Thursday, February 18, 2010

MUCH ADO ABOUT NOTHING

Last night it was the news that the IMF was going to sell 191 tonnes of gold. Tonight it's the 25 basis point rate hike in the discount rate.

I'm going to let you in on a secret. Neither one of those things is going to materially affect the stock market or the gold market.

As a matter of fact over 75% of the time the market ends up higher by the third day after an initial hike in the discount rate. The Chicken Little's of the world see the sky falling but the reality is this has been a positive for markets almost 8 times out of 10.

Folks I'm going to let you in on a secret. The damage has already been done.
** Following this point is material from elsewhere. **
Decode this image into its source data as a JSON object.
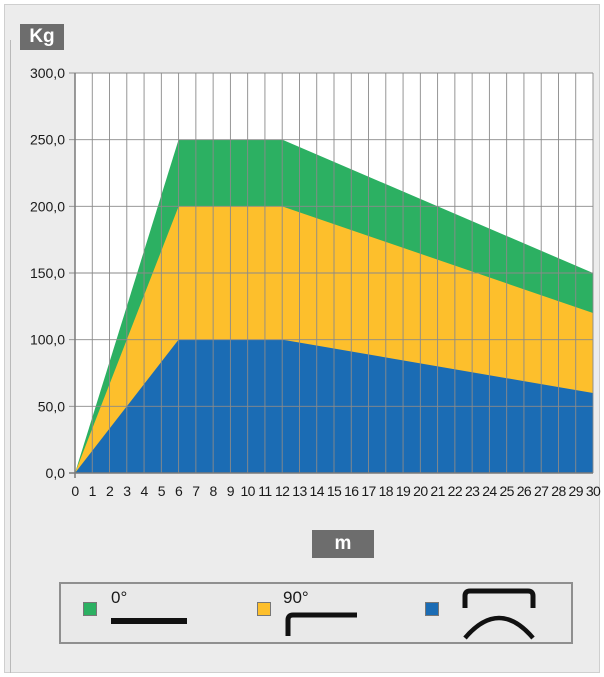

The trillions of dollars the Fed has pumped into the market is not going to be withdrawn by a mere 25 basis point hike in the discount rate. By the way the discount rate is the rate the Fed charges banks to borrow. Very few banks even bother to borrow from the discount window. For all intents the rate hike today was basically the same as the Fed jawboning. All bark and no bite.

If the Fed really wanted to withdraw liquidity they would have to go on a massive treasury selling spree.  The problem is this would crash the bond market, spike rates, and drastically raise the cost of servicing our massive debt mountain. If the Fed were to do that, just the interest payments on our debt would soon sink the country. Not to mention it would still take months and months if not years to reverse the liquidity mess they created.

They didn't cram 12 trillion dollars into the market in one day and they certainly won't be able to withdraw it in a day.

The truth is there is no easy way out of this mess the Fed has gotten us into. I can tell you that human nature being what it is, I'm confident we will continue to kick the can down the road for as long as possible. So I wouldn't count on the Fed withdrawing liquidity anytime soon.

The reality is that the market is bouncing out of an intermediate and probably a yearly cycle low. Those kind of major cycle lows tend to produce the most powerful rallies. The average initial thrust out of an intermediate cycle low has been between 6% and 10% in 8 to 13 days. And that is just the initial thrust.

So far the market is behaving exactly as expected.




Don't forget we still don't have anything that looks like a daily cycle bottom on the dollar yet. This is what the markets have done in the face of a strong dollar. When the dollar decides to move into the daily cycle low we could literally see all markets explode higher still.

It's going to take a lot more than a mere 25 point hike, in a virtually meaningless interest rate, to derail the kind of powerful rally that happens out of a yearly cycle low.